California lawmakers approved legislation Wednesday that would allow cities to mandate sterilization of potentially dangerous dog breeds such as pit bulls.

The measure follows incidents including the death in June of a 12-year-old San Francisco boy mauled by his family's pet pit bull.

San Francisco Mayor Gavin Newsom asked for state legislation to allow greater city control over the animals.

"We wanted to institute a mandatory spay-and-neutering program; however, there was a law in Sacramento pushed by advocates at some time in the past that said you cannot pass breed-specific laws," said Newsom spokesman Peter Ragone. "So we had to ask for a change in state legislation."

"People in California are going to be safer because this legislation passed, no doubt about it."

Gov.

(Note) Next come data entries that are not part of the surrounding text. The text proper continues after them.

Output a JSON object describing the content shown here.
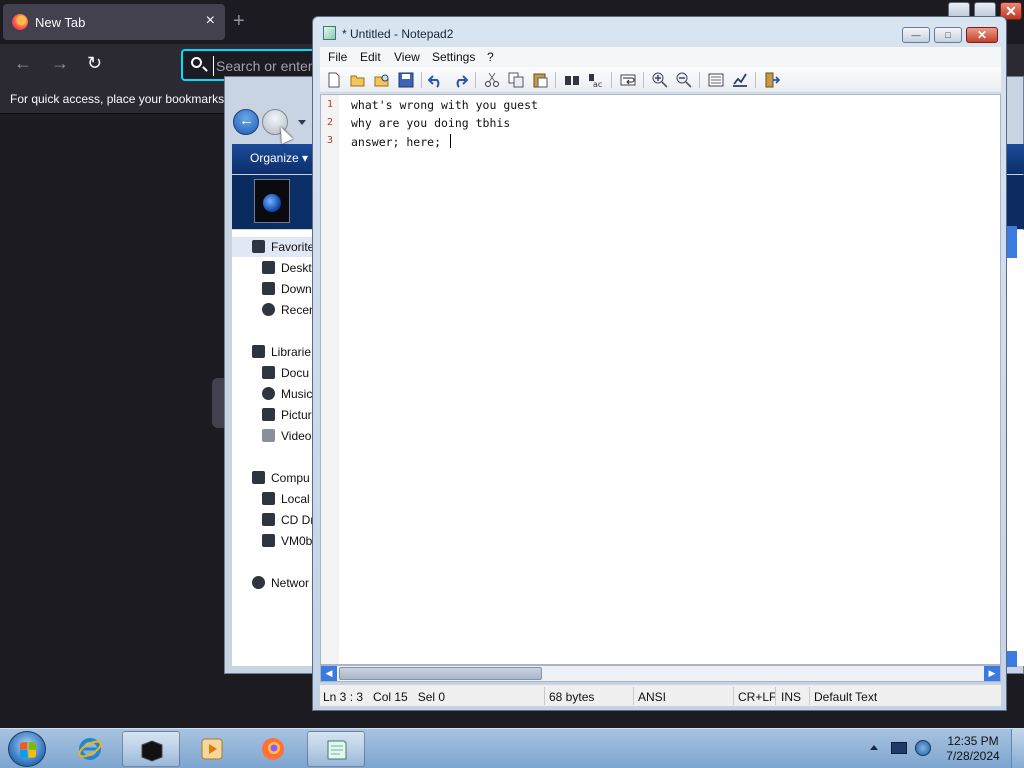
{
  "firefox": {
    "tab_title": "New Tab",
    "tab_close": "×",
    "new_tab": "+",
    "back": "←",
    "forward": "→",
    "reload": "↻",
    "url_placeholder": "Search or enter",
    "bookmarks_hint": "For quick access, place your bookmarks h"
  },
  "explorer": {
    "organize": "Organize ▾",
    "tree": [
      {
        "label": "Favorite",
        "icon": "star-icon"
      },
      {
        "label": "Deskt",
        "icon": "desktop-icon"
      },
      {
        "label": "Down",
        "icon": "downloads-icon"
      },
      {
        "label": "Recen",
        "icon": "recent-places-icon"
      },
      {
        "label": "Librarie",
        "icon": "libraries-icon"
      },
      {
        "label": "Docu",
        "icon": "documents-icon"
      },
      {
        "label": "Music",
        "icon": "music-icon"
      },
      {
        "label": "Pictur",
        "icon": "pictures-icon"
      },
      {
        "label": "Video",
        "icon": "videos-icon"
      },
      {
        "label": "Compu",
        "icon": "computer-icon"
      },
      {
        "label": "Local",
        "icon": "local-disk-icon"
      },
      {
        "label": "CD Dr",
        "icon": "cd-drive-icon"
      },
      {
        "label": "VM0b",
        "icon": "network-drive-icon"
      },
      {
        "label": "Networ",
        "icon": "network-icon"
      }
    ]
  },
  "notepad": {
    "title": "* Untitled - Notepad2",
    "menu": [
      "File",
      "Edit",
      "View",
      "Settings",
      "?"
    ],
    "toolbar_icons": [
      "new-icon",
      "open-icon",
      "browse-icon",
      "save-icon",
      "undo-icon",
      "redo-icon",
      "cut-icon",
      "copy-icon",
      "paste-icon",
      "find-icon",
      "replace-icon",
      "word-wrap-icon",
      "zoom-in-icon",
      "zoom-out-icon",
      "view-scheme-icon",
      "customize-schemes-icon",
      "exit-icon"
    ],
    "lines": [
      {
        "num": "1",
        "text": "what's wrong with you guest"
      },
      {
        "num": "2",
        "text": "why are you doing tbhis"
      },
      {
        "num": "3",
        "text": "answer; here; "
      }
    ],
    "status": {
      "position": "Ln 3 : 3   Col 15   Sel 0",
      "size": "68 bytes",
      "encoding": "ANSI",
      "eol": "CR+LF",
      "mode": "INS",
      "scheme": "Default Text"
    }
  },
  "taskbar": {
    "clock_time": "12:35 PM",
    "clock_date": "7/28/2024",
    "apps": [
      "internet-explorer-icon",
      "explorer-icon",
      "media-player-icon",
      "firefox-icon",
      "notepad2-icon"
    ]
  }
}
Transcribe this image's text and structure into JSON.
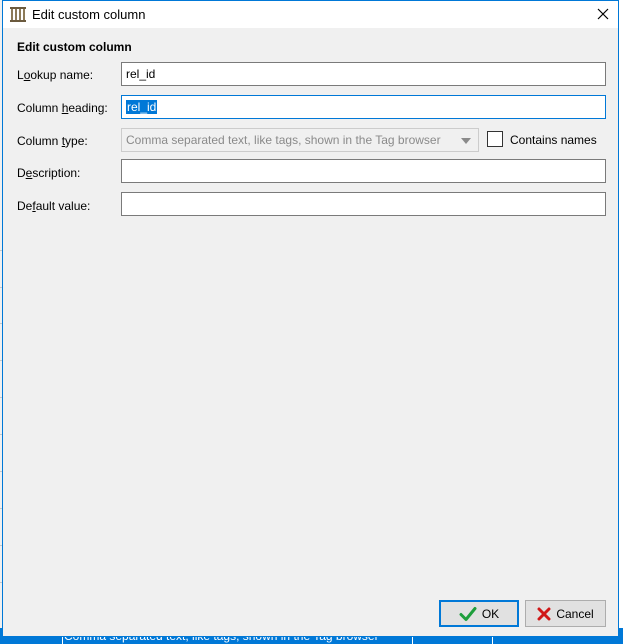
{
  "window": {
    "title": "Edit custom column",
    "close_glyph": "✕"
  },
  "form": {
    "heading": "Edit custom column",
    "lookup_name": {
      "label_pre": "L",
      "label_ul": "o",
      "label_post": "okup name:",
      "value": "rel_id"
    },
    "column_heading": {
      "label_pre": "Column ",
      "label_ul": "h",
      "label_post": "eading:",
      "value": "rel_id"
    },
    "column_type": {
      "label_pre": "Column ",
      "label_ul": "t",
      "label_post": "ype:",
      "selected": "Comma separated text, like tags, shown in the Tag browser"
    },
    "contains_names": {
      "label": "Contains names",
      "checked": false
    },
    "description": {
      "label_pre": "D",
      "label_ul": "e",
      "label_post": "scription:",
      "value": ""
    },
    "default_value": {
      "label_pre": "De",
      "label_ul": "f",
      "label_post": "ault value:",
      "value": ""
    }
  },
  "buttons": {
    "ok": "OK",
    "cancel": "Cancel"
  },
  "background": {
    "row_text": "Comma separated text, like tags, shown in the Tag browser"
  },
  "colors": {
    "accent": "#0078d7",
    "ok_check": "#1e9e3c",
    "cancel_x": "#d01818"
  }
}
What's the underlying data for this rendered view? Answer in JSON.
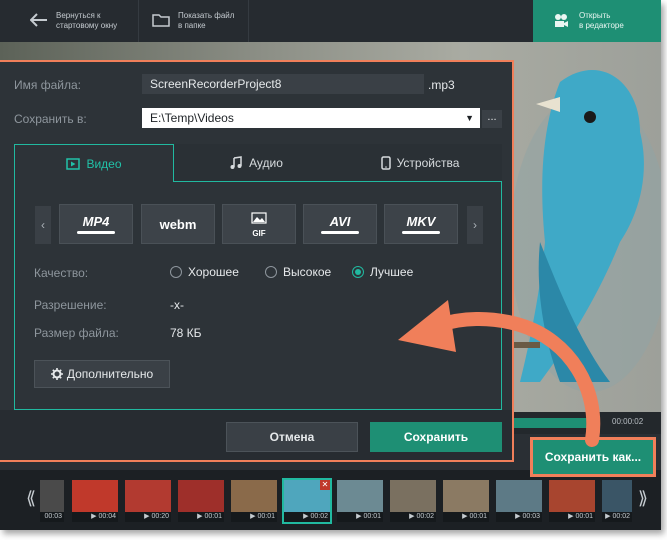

Arnold Schwarzenegger (R) must sign the bill for it to become law.

Lovers of the breed rallied against the measure, generating most of the 2,100 letters, phone calls and e-mails received by the bill's author, state Sen. Jackie Speier (D-San Francisco), said spokeswoman Tracy Fairchild.

Pit bulls accounted for about a third of the more than 200 fatal dog attacks in the United States from 1979 to 1998, according to a study by the U.S. Centers for Disease Control and Prevention.

Cities including Denver, Miami and Cincinnati ban the dogs.